Bu menfi şartlar yetmiyormuş gibi bir de birtakım insafsız müslümanlar çıkar, gıybet ve dedikodu eder, aleyhte propaganda yapar, fiyat çok diye itiraz eder, küçük bir kusur görse kıyasıya, öldüresiye tenkit eder, hediye verilmezse abonesini yenilemez, dergiyi bedavaya getirmezse almaz, okumaz, okutmaz.

Şimdi haklı olarak onlara soruyoruz:

Bizim şu bir şişe zehir zıkkım içki, bir paket sıhhate muzur sigara, banyodaki bir kalıp donmuş yağlı lüks (!) sabun, bir avuç şampuan, bir küçük kutu krem kadar kadrimiz, kıymetimiz yok mu?

Elbette var, fakat Avrupalı, kendisinin imal ettiği her şeyin fiyatını itiraz etmememizi sağlamıştır.
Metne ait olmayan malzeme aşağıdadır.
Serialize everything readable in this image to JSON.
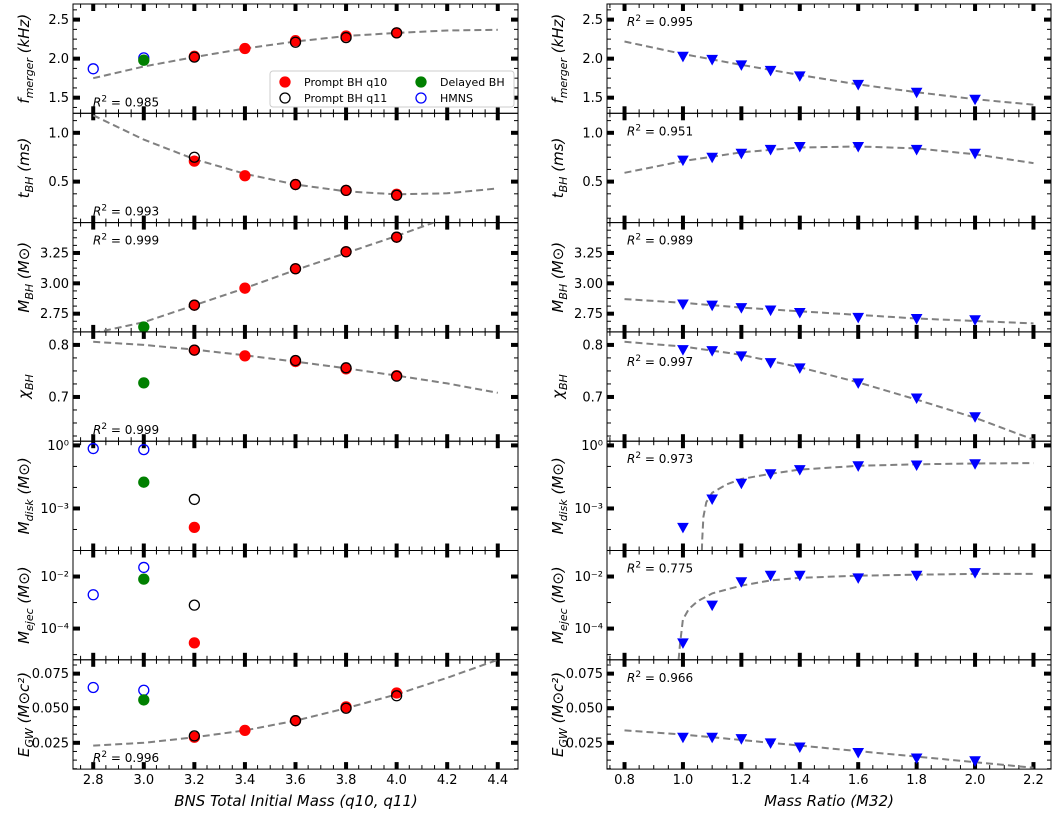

Bizler ise en kıymetli varlıklarımızı ayaklar altına düşürmüşüzdür. Fındıktan boraksa, volframa, petrole, muzdan buğdaya, zeytin yağına, sultaniye üzüme kadar bu böyledir.

İnşallah gözümüzü açar da, aldatılmaktan süratle kurtuluruz, birbirimizle sımsıkı kenetlenerek...
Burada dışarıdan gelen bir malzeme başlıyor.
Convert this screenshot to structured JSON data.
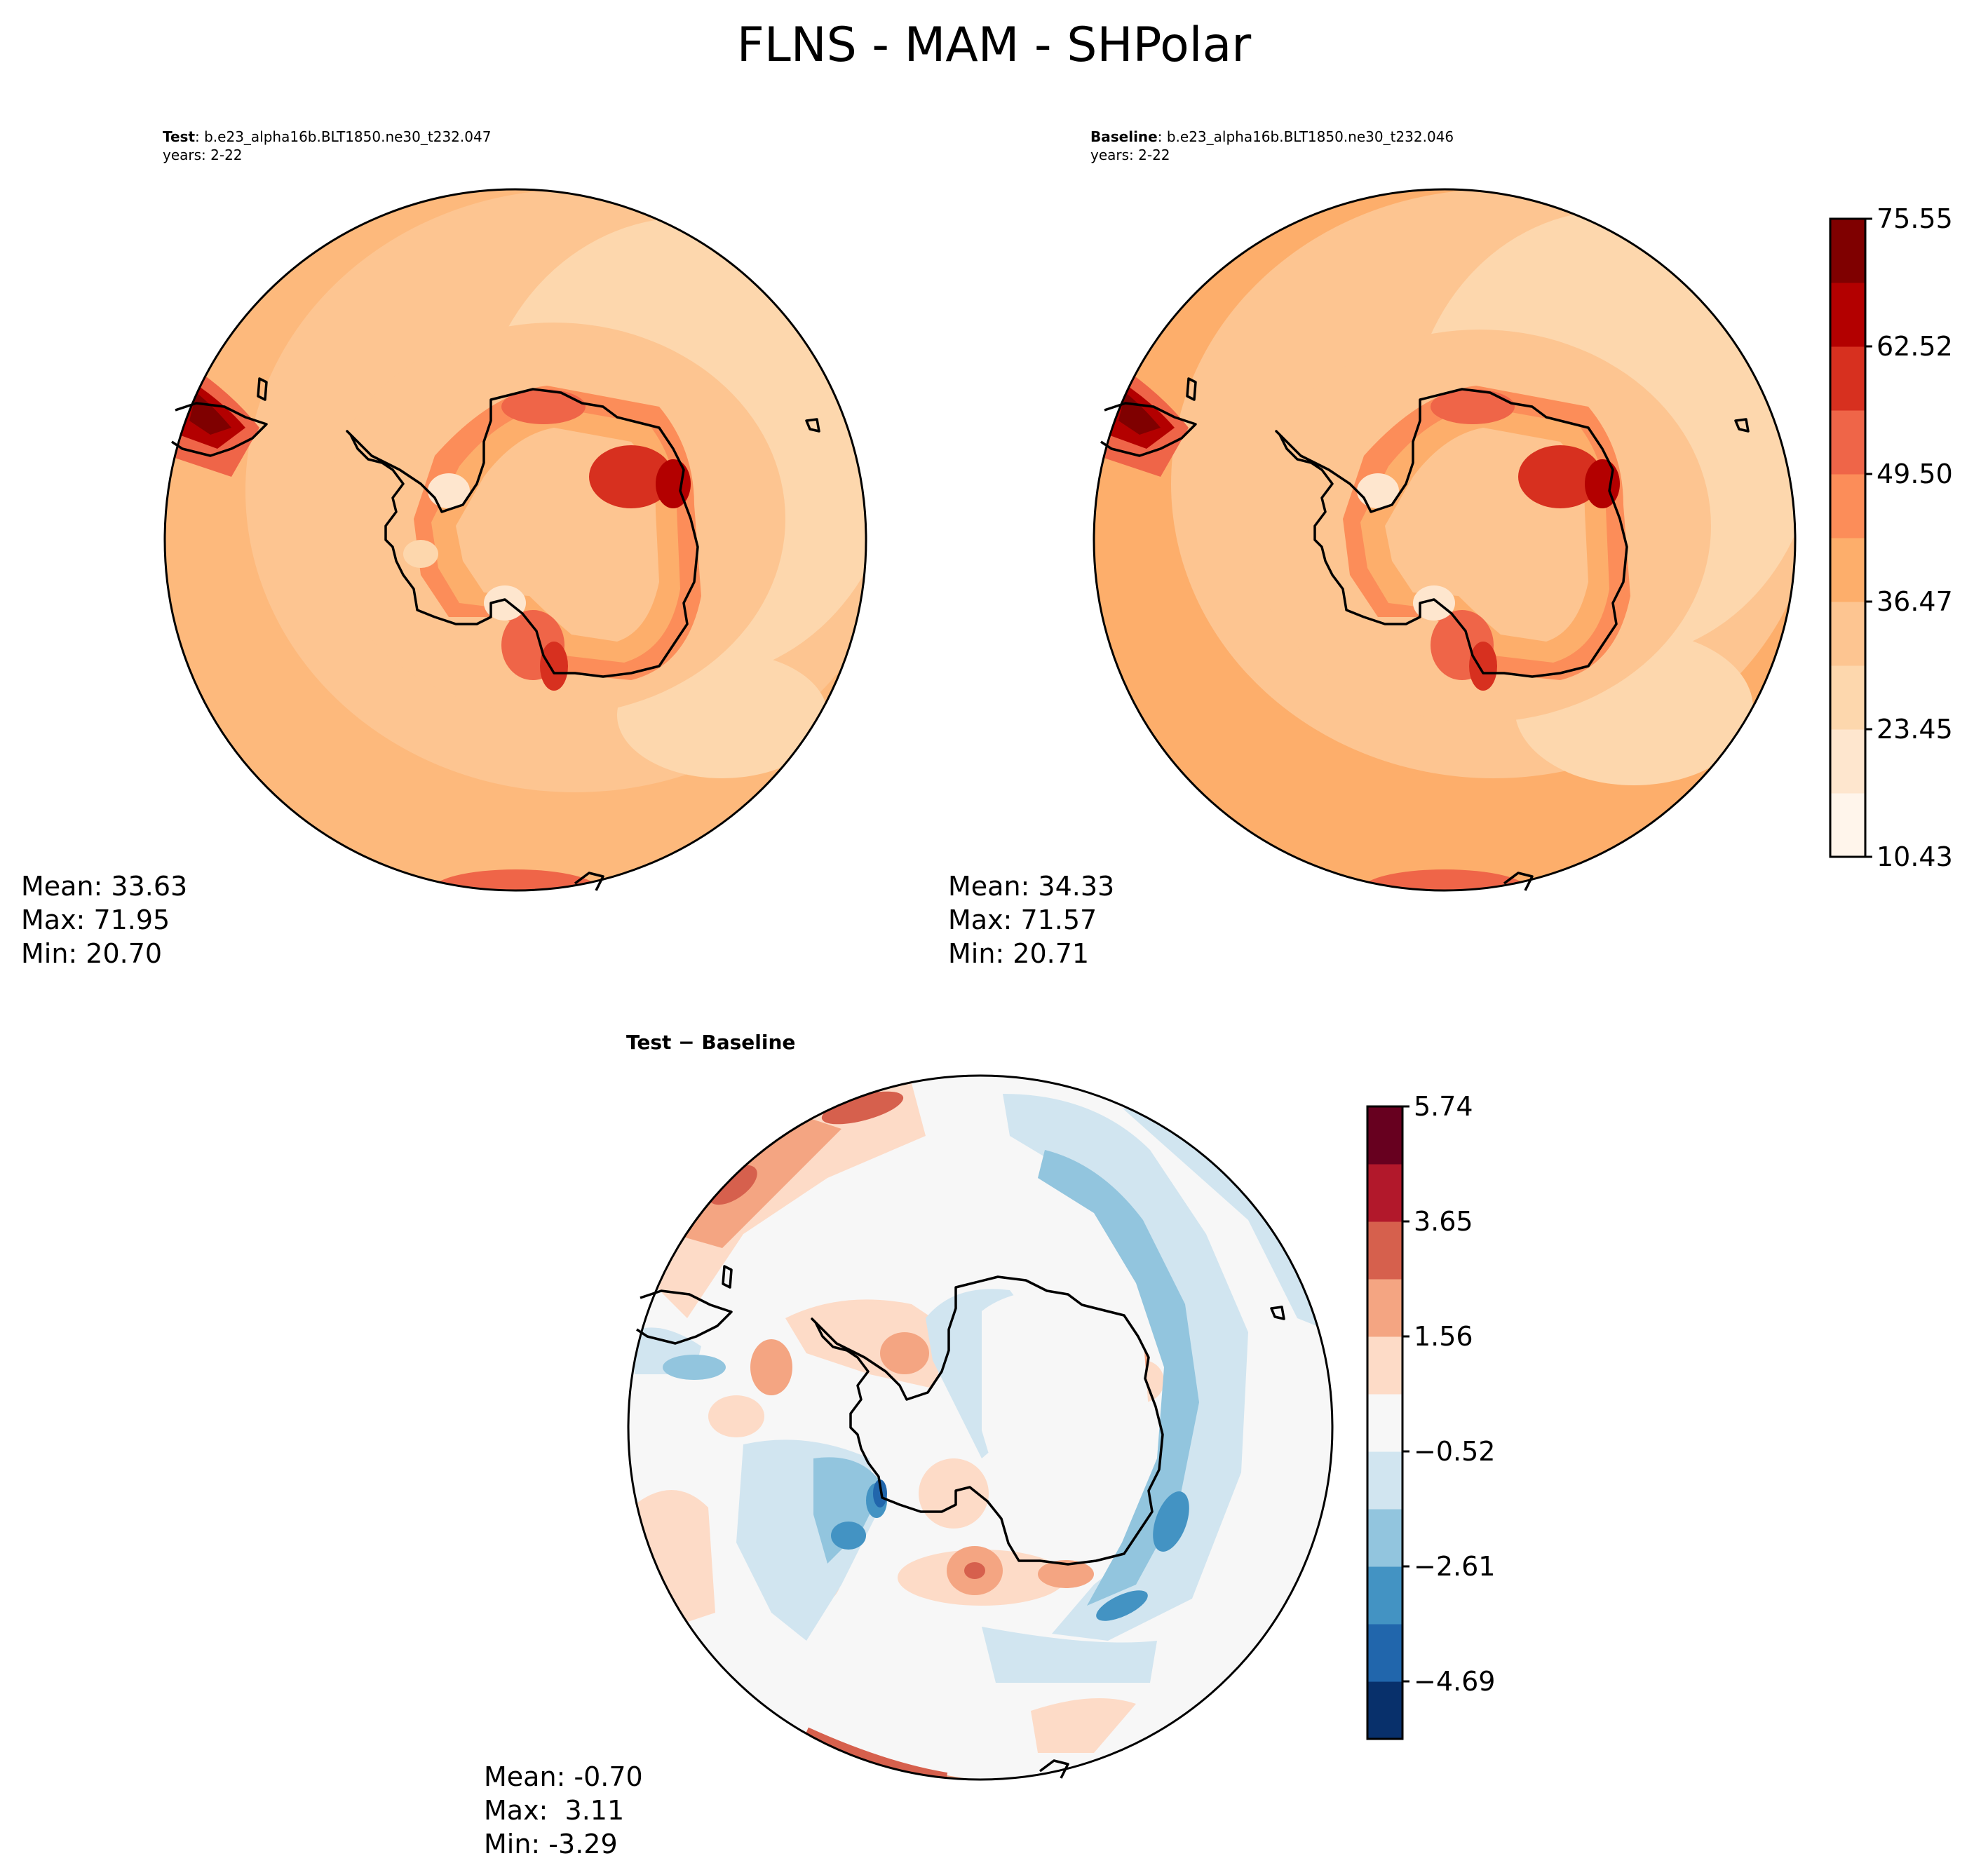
{
  "title": "FLNS - MAM - SHPolar",
  "test_panel": {
    "label": "Test",
    "case": ": b.e23_alpha16b.BLT1850.ne30_t232.047",
    "years": "years: 2-22",
    "stats": {
      "mean": "Mean: 33.63",
      "max": "Max: 71.95",
      "min": "Min: 20.70"
    }
  },
  "baseline_panel": {
    "label": "Baseline",
    "case": ": b.e23_alpha16b.BLT1850.ne30_t232.046",
    "years": "years: 2-22",
    "stats": {
      "mean": "Mean: 34.33",
      "max": "Max: 71.57",
      "min": "Min: 20.71"
    }
  },
  "diff_panel": {
    "title": "Test − Baseline",
    "stats": {
      "mean": "Mean: -0.70",
      "max": "Max:  3.11",
      "min": "Min: -3.29"
    }
  },
  "colorbar_top": {
    "colors": [
      "#fff5eb",
      "#fee6ce",
      "#fdd7ad",
      "#fdc591",
      "#fdae6b",
      "#fc8d59",
      "#ef6548",
      "#d7301f",
      "#b30000",
      "#7f0000"
    ],
    "ticks": [
      "10.43",
      "23.45",
      "36.47",
      "49.50",
      "62.52",
      "75.55"
    ]
  },
  "colorbar_diff": {
    "colors": [
      "#08306b",
      "#2166ac",
      "#4393c3",
      "#92c5de",
      "#d1e5f0",
      "#f7f7f7",
      "#fddbc7",
      "#f4a582",
      "#d6604d",
      "#b2182b",
      "#67001f"
    ],
    "ticks": [
      "−4.69",
      "−2.61",
      "−0.52",
      "1.56",
      "3.65",
      "5.74"
    ]
  },
  "chart_data": {
    "type": "heatmap",
    "variable": "FLNS",
    "season": "MAM",
    "region": "SHPolar",
    "panels": [
      {
        "name": "Test",
        "mean": 33.63,
        "max": 71.95,
        "min": 20.7
      },
      {
        "name": "Baseline",
        "mean": 34.33,
        "max": 71.57,
        "min": 20.71
      },
      {
        "name": "Test − Baseline",
        "mean": -0.7,
        "max": 3.11,
        "min": -3.29
      }
    ],
    "colorbar_top_range": [
      10.43,
      81.0
    ],
    "colorbar_diff_range": [
      -5.74,
      5.74
    ]
  }
}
Manisa'da bir kardeşimiz, değerli yazarımız Raşid Hoca'ya ne demiş biliyor musunuz?

"Ne güzel bir dergi çıkarıyordunuz, ne diye kapattınız yani?.."

Ne kapatması aziz kardeşim; elhamdülillah kapanmadık, binbir dertle, dostla, düşmanla, dağıtımla, enflasyonla didişe didişe hizmeti devam ettireceğiz, inşallah, ham da çoğalarak, büyüyerek ilerliyeceğiz basın cehpesinde ve bunca Allah'ın izniyle bayrağı dikeceğiz.
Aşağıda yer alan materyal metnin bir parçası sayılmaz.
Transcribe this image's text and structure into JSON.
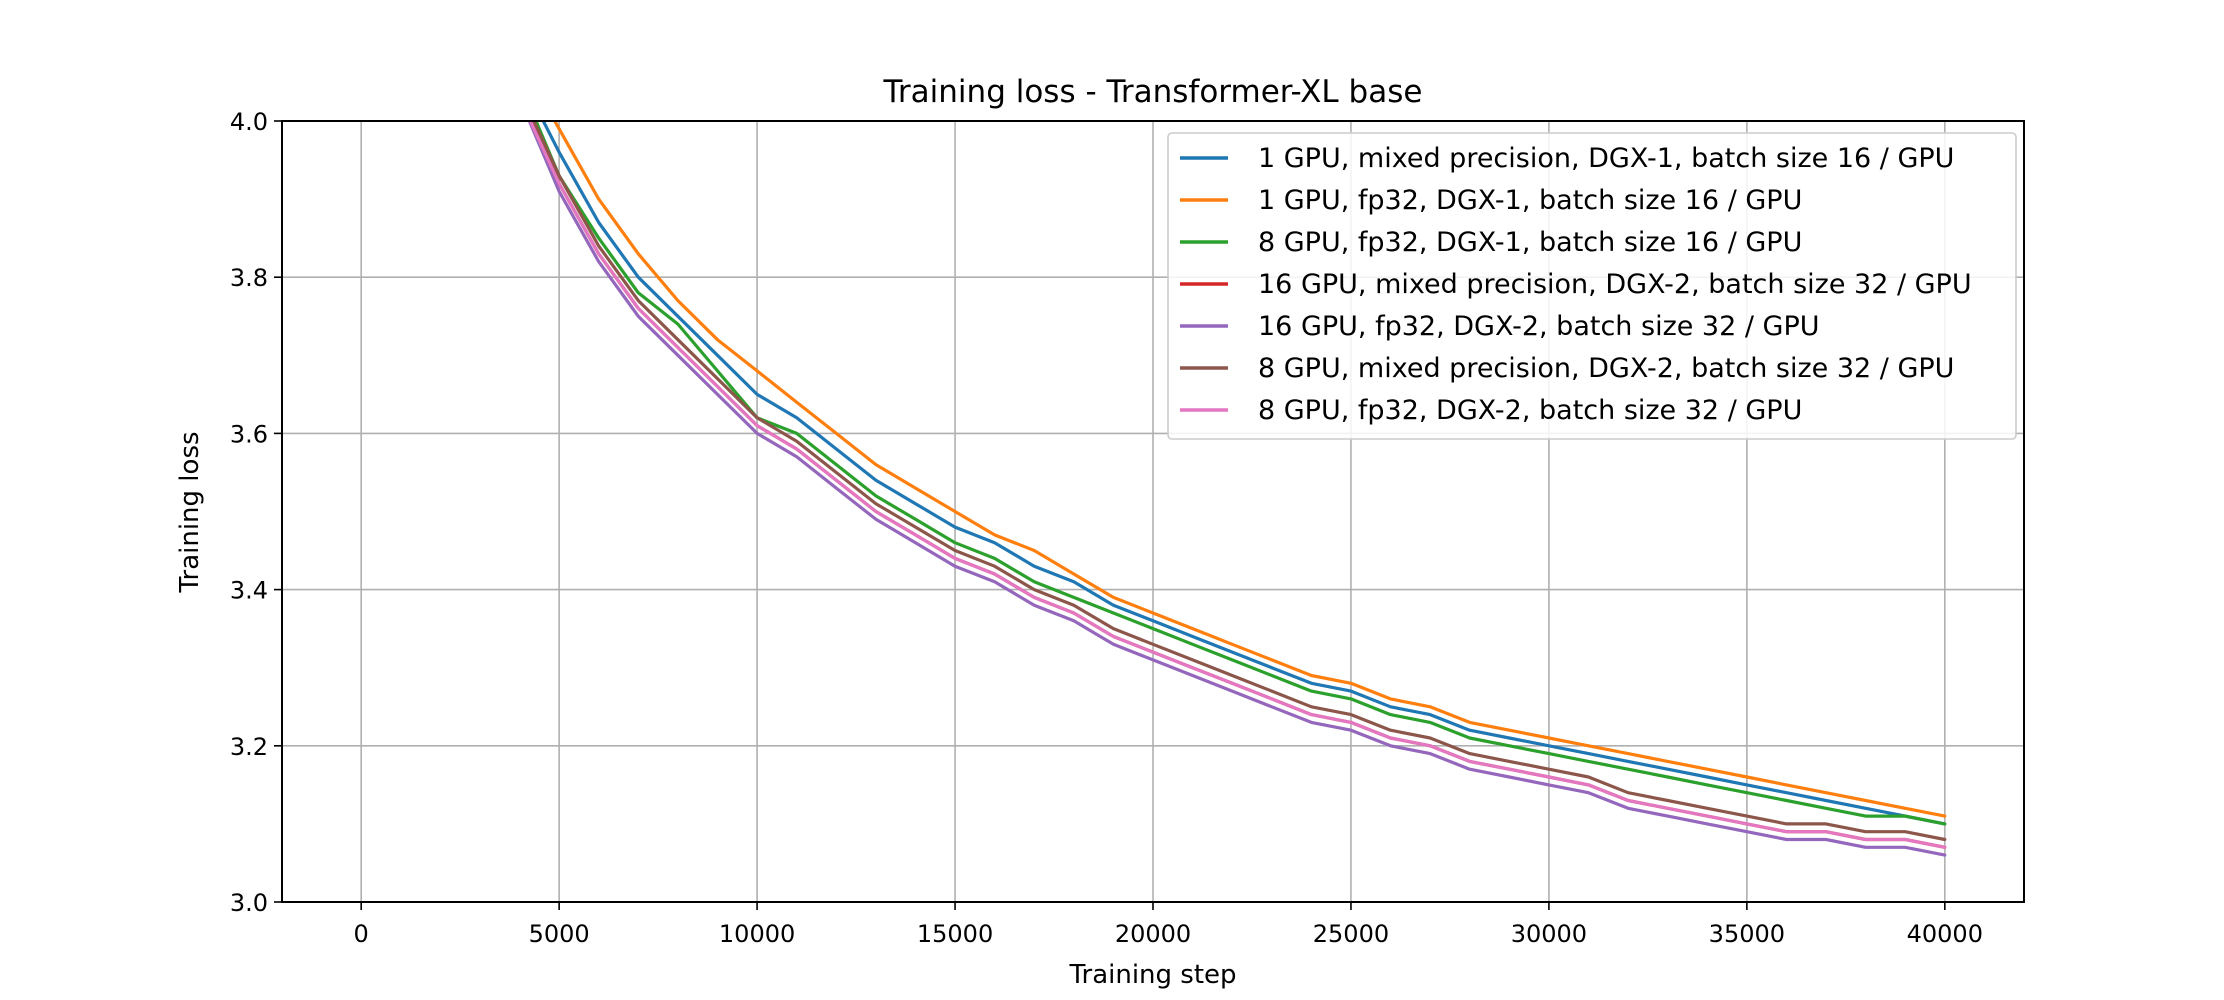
{
  "chart_data": {
    "type": "line",
    "title": "Training loss - Transformer-XL base",
    "xlabel": "Training step",
    "ylabel": "Training loss",
    "xlim": [
      -2000,
      42000
    ],
    "ylim": [
      3.0,
      4.0
    ],
    "xticks": [
      0,
      5000,
      10000,
      15000,
      20000,
      25000,
      30000,
      35000,
      40000
    ],
    "xtick_labels": [
      "0",
      "5000",
      "10000",
      "15000",
      "20000",
      "25000",
      "30000",
      "35000",
      "40000"
    ],
    "yticks": [
      3.0,
      3.2,
      3.4,
      3.6,
      3.8,
      4.0
    ],
    "ytick_labels": [
      "3.0",
      "3.2",
      "3.4",
      "3.6",
      "3.8",
      "4.0"
    ],
    "grid": true,
    "legend_position": "top-right",
    "x": [
      4000,
      5000,
      6000,
      7000,
      8000,
      9000,
      10000,
      11000,
      12000,
      13000,
      14000,
      15000,
      16000,
      17000,
      18000,
      19000,
      20000,
      21000,
      22000,
      23000,
      24000,
      25000,
      26000,
      27000,
      28000,
      29000,
      30000,
      31000,
      32000,
      33000,
      34000,
      35000,
      36000,
      37000,
      38000,
      39000,
      40000
    ],
    "series": [
      {
        "name": "1 GPU, mixed precision, DGX-1, batch size 16 / GPU",
        "color": "#1f77b4",
        "values": [
          4.06,
          3.96,
          3.87,
          3.8,
          3.75,
          3.7,
          3.65,
          3.62,
          3.58,
          3.54,
          3.51,
          3.48,
          3.46,
          3.43,
          3.41,
          3.38,
          3.36,
          3.34,
          3.32,
          3.3,
          3.28,
          3.27,
          3.25,
          3.24,
          3.22,
          3.21,
          3.2,
          3.19,
          3.18,
          3.17,
          3.16,
          3.15,
          3.14,
          3.13,
          3.12,
          3.11,
          3.1
        ]
      },
      {
        "name": "1 GPU, fp32, DGX-1, batch size 16 / GPU",
        "color": "#ff7f0e",
        "values": [
          4.08,
          3.99,
          3.9,
          3.83,
          3.77,
          3.72,
          3.68,
          3.64,
          3.6,
          3.56,
          3.53,
          3.5,
          3.47,
          3.45,
          3.42,
          3.39,
          3.37,
          3.35,
          3.33,
          3.31,
          3.29,
          3.28,
          3.26,
          3.25,
          3.23,
          3.22,
          3.21,
          3.2,
          3.19,
          3.18,
          3.17,
          3.16,
          3.15,
          3.14,
          3.13,
          3.12,
          3.11
        ]
      },
      {
        "name": "8 GPU, fp32, DGX-1, batch size 16 / GPU",
        "color": "#2ca02c",
        "values": [
          4.05,
          3.93,
          3.85,
          3.78,
          3.74,
          3.68,
          3.62,
          3.6,
          3.56,
          3.52,
          3.49,
          3.46,
          3.44,
          3.41,
          3.39,
          3.37,
          3.35,
          3.33,
          3.31,
          3.29,
          3.27,
          3.26,
          3.24,
          3.23,
          3.21,
          3.2,
          3.19,
          3.18,
          3.17,
          3.16,
          3.15,
          3.14,
          3.13,
          3.12,
          3.11,
          3.11,
          3.1
        ]
      },
      {
        "name": "16 GPU, mixed precision, DGX-2, batch size 32 / GPU",
        "color": "#d62728",
        "values": [
          4.04,
          3.92,
          3.83,
          3.76,
          3.71,
          3.66,
          3.61,
          3.58,
          3.54,
          3.5,
          3.47,
          3.44,
          3.42,
          3.39,
          3.37,
          3.34,
          3.32,
          3.3,
          3.28,
          3.26,
          3.24,
          3.23,
          3.21,
          3.2,
          3.18,
          3.17,
          3.16,
          3.15,
          3.13,
          3.12,
          3.11,
          3.1,
          3.09,
          3.09,
          3.08,
          3.08,
          3.07
        ]
      },
      {
        "name": "16 GPU, fp32, DGX-2, batch size 32 / GPU",
        "color": "#9467bd",
        "values": [
          4.03,
          3.91,
          3.82,
          3.75,
          3.7,
          3.65,
          3.6,
          3.57,
          3.53,
          3.49,
          3.46,
          3.43,
          3.41,
          3.38,
          3.36,
          3.33,
          3.31,
          3.29,
          3.27,
          3.25,
          3.23,
          3.22,
          3.2,
          3.19,
          3.17,
          3.16,
          3.15,
          3.14,
          3.12,
          3.11,
          3.1,
          3.09,
          3.08,
          3.08,
          3.07,
          3.07,
          3.06
        ]
      },
      {
        "name": "8 GPU, mixed precision, DGX-2, batch size 32 / GPU",
        "color": "#8c564b",
        "values": [
          4.04,
          3.93,
          3.84,
          3.77,
          3.72,
          3.67,
          3.62,
          3.59,
          3.55,
          3.51,
          3.48,
          3.45,
          3.43,
          3.4,
          3.38,
          3.35,
          3.33,
          3.31,
          3.29,
          3.27,
          3.25,
          3.24,
          3.22,
          3.21,
          3.19,
          3.18,
          3.17,
          3.16,
          3.14,
          3.13,
          3.12,
          3.11,
          3.1,
          3.1,
          3.09,
          3.09,
          3.08
        ]
      },
      {
        "name": "8 GPU, fp32, DGX-2, batch size 32 / GPU",
        "color": "#e377c2",
        "values": [
          4.03,
          3.92,
          3.83,
          3.76,
          3.71,
          3.66,
          3.61,
          3.58,
          3.54,
          3.5,
          3.47,
          3.44,
          3.42,
          3.39,
          3.37,
          3.34,
          3.32,
          3.3,
          3.28,
          3.26,
          3.24,
          3.23,
          3.21,
          3.2,
          3.18,
          3.17,
          3.16,
          3.15,
          3.13,
          3.12,
          3.11,
          3.1,
          3.09,
          3.09,
          3.08,
          3.08,
          3.07
        ]
      }
    ]
  }
}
Dileriz ki Allah sizi affetsin, mes'ul tutmasın: Öz kardeşleriniz, beğendiğiniz bir dergiyi kapattı sandınız da niye arayıp sormadınız; niye işin aslını sebebini, kardeşlerimizin derdini araştırmadınız, yardımlarına koşmadınız.. diye!

Hani Hz. Peygamber efendimiz -sallallahu aleyhi ve alihi ve sellem;

"Müslümanların dertleriyle ilgilenmeyen bizden değildir dememiş mişdi?!!